Wednesday, September 28, 2011

Ten Quick Thoughts on...The Beaver

1. "Heh heh. He said he was thinking about the beaver."

2. Really just an average movie. It wasn't horrible. But not incredibly effective either. Pretty much an "Eh," which might be the worst thing a movie can be. A movie about the horrors of depression that doesn't move you in any way? Could be Jodie Foster's boring, craftman-like direction? Maybe it was because it seemed like it was more about a crazy person than a depressed one? Dunno.

3. I do predict, however, that Mel Gibson will rake in a much deserved Oscar nomination for his role as depressed Dad Walter Black, who finds himself able to communicate with his family through a beaver puppet he finds in a trash dumpster. Just kidding. After insulting just about every race of people on the planet over the past few years, I have no idea who Gibson would have to kill in order to get an Oscar nomination. Maybe Michael Moore?

4. I do find it hilarious how Gibson's character could never take the puppet off. I guess it's one thing to need it to talk to your family or to deal with your co-workers, but the guy kept it on even when he was having sex with his wife. That's just nutso.

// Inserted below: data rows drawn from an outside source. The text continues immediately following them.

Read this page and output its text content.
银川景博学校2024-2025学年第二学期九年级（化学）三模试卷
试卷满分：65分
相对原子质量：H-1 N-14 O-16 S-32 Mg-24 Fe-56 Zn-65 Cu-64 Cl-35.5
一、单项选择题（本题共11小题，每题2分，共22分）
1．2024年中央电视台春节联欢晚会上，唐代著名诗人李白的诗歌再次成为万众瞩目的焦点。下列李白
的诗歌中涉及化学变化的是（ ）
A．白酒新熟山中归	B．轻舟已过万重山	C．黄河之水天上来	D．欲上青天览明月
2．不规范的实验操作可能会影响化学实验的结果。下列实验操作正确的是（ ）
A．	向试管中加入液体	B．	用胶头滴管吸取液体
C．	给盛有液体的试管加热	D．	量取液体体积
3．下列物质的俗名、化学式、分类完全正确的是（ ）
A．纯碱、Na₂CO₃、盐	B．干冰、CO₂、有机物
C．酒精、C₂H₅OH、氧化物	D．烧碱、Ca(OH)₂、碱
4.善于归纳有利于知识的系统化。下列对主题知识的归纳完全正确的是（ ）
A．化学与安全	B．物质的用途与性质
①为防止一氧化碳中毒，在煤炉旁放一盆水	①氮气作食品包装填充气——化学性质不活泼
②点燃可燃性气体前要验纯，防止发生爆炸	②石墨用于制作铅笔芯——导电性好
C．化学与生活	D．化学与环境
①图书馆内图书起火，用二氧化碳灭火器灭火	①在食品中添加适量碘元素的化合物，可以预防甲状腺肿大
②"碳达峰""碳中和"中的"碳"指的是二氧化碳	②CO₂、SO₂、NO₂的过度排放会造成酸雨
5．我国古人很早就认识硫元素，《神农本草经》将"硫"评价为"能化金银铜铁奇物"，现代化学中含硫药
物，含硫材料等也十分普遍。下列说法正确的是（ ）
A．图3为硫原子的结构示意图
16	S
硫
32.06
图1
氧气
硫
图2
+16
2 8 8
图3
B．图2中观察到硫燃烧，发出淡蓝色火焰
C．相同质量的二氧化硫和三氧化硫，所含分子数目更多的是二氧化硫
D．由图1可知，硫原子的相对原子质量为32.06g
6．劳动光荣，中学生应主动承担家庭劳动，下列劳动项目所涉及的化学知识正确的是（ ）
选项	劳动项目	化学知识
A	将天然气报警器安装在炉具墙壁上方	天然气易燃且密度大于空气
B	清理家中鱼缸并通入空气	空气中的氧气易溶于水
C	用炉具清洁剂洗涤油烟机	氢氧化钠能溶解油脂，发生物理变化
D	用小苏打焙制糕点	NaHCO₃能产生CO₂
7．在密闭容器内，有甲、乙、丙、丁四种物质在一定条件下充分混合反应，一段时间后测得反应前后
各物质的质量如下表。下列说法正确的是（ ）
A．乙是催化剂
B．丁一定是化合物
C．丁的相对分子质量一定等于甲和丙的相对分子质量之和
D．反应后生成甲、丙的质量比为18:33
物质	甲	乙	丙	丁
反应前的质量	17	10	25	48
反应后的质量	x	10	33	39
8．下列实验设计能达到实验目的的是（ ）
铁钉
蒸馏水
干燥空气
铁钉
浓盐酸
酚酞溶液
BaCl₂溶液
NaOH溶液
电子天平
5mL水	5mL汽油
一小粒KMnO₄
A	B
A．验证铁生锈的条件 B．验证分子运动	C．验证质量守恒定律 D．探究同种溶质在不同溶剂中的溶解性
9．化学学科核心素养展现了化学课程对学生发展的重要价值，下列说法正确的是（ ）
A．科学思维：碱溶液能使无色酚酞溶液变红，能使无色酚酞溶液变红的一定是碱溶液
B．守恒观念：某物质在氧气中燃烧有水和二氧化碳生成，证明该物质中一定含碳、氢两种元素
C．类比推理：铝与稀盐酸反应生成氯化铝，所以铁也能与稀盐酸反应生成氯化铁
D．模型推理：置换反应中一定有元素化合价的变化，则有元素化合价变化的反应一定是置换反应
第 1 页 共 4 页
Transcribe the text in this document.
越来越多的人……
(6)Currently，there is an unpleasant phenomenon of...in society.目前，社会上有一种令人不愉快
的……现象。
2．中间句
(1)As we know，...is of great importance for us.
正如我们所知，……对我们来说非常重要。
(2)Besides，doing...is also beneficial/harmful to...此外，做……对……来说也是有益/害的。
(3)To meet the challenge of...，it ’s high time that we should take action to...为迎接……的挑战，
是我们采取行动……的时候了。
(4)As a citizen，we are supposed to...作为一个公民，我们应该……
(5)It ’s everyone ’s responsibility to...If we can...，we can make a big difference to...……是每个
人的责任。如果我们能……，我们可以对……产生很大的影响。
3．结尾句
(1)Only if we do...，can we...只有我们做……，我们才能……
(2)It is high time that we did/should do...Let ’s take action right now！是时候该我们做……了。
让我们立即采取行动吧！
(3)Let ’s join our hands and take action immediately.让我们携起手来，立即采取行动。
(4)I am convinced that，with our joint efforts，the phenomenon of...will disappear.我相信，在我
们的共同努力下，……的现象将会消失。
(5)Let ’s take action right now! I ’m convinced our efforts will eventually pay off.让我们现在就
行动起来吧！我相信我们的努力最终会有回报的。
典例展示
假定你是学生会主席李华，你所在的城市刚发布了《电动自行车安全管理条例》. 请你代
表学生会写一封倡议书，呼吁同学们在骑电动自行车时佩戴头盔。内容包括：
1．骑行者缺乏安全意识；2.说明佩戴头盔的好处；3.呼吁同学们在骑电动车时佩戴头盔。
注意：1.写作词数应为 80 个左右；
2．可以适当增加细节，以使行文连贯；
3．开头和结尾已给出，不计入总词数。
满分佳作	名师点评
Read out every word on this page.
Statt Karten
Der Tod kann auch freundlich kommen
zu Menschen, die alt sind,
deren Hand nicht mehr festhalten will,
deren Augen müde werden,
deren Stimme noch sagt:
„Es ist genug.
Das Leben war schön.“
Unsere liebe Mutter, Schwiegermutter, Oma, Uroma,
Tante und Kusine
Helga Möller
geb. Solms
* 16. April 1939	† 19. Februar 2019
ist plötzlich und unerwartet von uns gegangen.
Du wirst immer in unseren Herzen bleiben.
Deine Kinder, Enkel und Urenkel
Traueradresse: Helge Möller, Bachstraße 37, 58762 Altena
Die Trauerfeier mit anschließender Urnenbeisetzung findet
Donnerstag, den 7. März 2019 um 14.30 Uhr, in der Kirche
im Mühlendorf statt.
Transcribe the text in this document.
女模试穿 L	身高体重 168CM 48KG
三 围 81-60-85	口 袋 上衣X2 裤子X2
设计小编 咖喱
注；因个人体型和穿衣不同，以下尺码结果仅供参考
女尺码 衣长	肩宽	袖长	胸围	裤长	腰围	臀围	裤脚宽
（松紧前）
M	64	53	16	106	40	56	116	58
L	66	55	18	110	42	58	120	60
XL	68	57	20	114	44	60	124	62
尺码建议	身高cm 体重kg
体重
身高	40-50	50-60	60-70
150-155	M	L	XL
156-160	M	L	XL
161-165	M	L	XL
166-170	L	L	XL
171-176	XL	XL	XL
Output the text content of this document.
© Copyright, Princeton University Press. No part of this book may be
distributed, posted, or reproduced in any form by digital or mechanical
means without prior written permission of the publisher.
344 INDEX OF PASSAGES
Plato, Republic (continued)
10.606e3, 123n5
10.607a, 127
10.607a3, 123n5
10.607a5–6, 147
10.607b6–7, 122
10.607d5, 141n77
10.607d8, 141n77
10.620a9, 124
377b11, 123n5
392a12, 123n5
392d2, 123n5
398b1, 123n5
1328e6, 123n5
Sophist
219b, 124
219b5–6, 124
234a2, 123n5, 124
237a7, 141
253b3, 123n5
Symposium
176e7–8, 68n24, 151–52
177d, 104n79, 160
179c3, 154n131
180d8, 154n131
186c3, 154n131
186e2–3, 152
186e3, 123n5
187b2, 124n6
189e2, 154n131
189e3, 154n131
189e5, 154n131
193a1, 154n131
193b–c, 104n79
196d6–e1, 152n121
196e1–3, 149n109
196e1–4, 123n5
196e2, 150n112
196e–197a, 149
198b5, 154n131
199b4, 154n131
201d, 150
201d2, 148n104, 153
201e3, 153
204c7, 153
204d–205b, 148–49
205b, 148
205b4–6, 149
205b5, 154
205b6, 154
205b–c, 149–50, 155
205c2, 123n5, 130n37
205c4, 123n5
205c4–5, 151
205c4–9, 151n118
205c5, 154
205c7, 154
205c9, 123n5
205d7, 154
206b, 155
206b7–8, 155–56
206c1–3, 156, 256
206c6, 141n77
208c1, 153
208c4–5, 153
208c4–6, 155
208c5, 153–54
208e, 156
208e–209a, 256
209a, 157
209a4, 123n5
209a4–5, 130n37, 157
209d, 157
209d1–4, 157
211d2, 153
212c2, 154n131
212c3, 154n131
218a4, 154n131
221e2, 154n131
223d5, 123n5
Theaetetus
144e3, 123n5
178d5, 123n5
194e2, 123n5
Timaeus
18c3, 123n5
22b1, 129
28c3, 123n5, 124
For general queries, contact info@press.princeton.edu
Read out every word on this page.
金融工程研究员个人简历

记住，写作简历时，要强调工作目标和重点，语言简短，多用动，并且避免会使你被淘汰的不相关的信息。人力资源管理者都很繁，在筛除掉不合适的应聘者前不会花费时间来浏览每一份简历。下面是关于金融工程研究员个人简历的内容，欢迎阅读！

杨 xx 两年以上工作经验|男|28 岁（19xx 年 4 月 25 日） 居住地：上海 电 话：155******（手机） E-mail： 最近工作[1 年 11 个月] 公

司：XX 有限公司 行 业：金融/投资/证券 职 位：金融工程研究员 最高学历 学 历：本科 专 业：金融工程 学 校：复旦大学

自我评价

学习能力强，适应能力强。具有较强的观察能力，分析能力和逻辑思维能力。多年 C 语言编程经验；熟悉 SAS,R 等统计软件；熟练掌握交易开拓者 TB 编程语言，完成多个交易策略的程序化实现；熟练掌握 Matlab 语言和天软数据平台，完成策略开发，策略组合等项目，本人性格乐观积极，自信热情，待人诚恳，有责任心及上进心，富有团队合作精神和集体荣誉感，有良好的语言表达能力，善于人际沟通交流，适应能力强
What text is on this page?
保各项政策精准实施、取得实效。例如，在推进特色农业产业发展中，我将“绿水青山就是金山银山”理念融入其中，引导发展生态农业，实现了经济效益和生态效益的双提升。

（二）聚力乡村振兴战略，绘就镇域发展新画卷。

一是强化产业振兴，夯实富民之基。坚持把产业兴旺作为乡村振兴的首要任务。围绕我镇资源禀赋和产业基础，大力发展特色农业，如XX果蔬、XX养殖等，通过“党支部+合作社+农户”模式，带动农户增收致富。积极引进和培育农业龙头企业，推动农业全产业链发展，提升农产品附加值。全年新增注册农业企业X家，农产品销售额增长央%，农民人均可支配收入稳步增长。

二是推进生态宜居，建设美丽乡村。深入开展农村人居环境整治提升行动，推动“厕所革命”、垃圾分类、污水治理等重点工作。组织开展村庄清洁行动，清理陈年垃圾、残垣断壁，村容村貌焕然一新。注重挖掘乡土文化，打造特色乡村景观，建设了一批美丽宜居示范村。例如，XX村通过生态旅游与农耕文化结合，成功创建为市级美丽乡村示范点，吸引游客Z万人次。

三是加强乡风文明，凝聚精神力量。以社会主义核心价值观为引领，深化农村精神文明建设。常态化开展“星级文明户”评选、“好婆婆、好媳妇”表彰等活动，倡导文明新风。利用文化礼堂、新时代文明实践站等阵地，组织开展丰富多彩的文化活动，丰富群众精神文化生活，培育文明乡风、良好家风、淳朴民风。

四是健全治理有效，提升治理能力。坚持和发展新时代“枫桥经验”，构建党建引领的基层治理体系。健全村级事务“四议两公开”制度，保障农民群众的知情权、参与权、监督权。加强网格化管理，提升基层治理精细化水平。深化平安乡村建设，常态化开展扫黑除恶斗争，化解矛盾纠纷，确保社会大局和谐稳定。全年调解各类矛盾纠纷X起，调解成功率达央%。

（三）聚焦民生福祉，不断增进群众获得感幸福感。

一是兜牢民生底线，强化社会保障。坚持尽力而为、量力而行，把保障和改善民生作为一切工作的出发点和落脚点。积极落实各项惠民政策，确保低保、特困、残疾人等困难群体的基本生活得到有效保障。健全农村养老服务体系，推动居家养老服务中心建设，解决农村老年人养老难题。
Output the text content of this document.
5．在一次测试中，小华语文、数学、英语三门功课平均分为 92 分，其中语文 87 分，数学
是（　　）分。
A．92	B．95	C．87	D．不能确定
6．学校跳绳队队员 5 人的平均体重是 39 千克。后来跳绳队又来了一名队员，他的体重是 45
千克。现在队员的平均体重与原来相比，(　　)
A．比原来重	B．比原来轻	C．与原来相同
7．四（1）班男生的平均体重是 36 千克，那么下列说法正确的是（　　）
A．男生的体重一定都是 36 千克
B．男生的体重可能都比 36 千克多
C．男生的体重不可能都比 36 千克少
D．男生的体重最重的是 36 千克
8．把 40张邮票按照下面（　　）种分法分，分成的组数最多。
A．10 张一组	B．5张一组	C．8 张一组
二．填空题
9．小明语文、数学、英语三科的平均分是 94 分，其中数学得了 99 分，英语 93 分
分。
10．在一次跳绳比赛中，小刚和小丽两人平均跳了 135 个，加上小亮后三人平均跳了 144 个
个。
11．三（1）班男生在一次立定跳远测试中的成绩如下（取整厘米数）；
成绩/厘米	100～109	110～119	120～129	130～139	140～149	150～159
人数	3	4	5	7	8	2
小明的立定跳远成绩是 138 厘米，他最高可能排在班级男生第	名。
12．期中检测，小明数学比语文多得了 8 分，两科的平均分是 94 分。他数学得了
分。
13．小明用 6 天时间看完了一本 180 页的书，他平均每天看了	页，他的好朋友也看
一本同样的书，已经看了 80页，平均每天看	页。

5. The story development in the movie was a little bit weak. Gibson gets kicked out of the house by Jodie Foster's loving wife archetype five minutes into the movie. He goes off to try and kill himself. Having failed, he decides to start wearing this puppet he found on his hand. He goes home, she lets him back into the house, and soon they are back making love like randy co-eds after a rambunctious senior prom. Seemed a little rushed.

6. This may have been the first movie ever where I watched Foster act and thought, "You know what, this isn't really doing anything for me." Plus, I was shocked by the lack of chemistry between Foster and Gibson. Sure, it would take a bravura effort to show any sort of emotional interest in a bigot like Gibson, but if anyone has ever seen Maverick, you know that this pair once set off serious sparks on-screen. Well, that was then, this is now, I suppose.

7. I've never really thought much of Anton Yelchin, the actor who played Gibson's emotionally distant son in the film. I've seen him in things, but none have made enough of an impression on me to even allow me to name any of them without IMDB'ing. But I did think that he showed a little bit of potential here. In other words, if you decide to produce a movie and ask Joseph Gordon Levitt to be in it, and that budding star tells you to go F yourself, Yelchin might not be a bad backup plan.

8. As Yelchin's love interest, rising actress Jennifer Lawrence makes a very good impression with a role that probably didn't look like much on paper. She is going to be a huge star. She's beautiful, she's unique (as in she is not rail-thin), she's mysterious, and, most importantly, she has already shown herself to have serious acting chops (see Bone, Winter's).

9. One of the hooks of this film is that Gibson's character, who is the CEO of a large toy manufacturer, sets the world on fire with an idea for a toy that gets the kids going bonkers: a wooden block in the shape of a beaver that comes with a hammer, a screwdriver, and other tools. In this movie's world, young kids go wild when someone sells them the opportunity to play carpenter for a day. I have to call serious bullshizz on that. No kid in their right mind would play with such a toy with a new iSomething coming out every other day. Just because you can type poppycock like that doesn't mean that it makes sense.

10. Jon Stewart, Terry Gross, and Matt Lauer all did cameos in a montage where the filmmakers showed Gibson hitting the talking-head circuit to promote his beaver-shaped carpentry playset for kids. I guess I could see Stewart and Gross agreeing to the cameo, but I was shocked to see Lauer within a ten-foot pole of the toxic Gibson. I hope he got an exclusive out of the deal.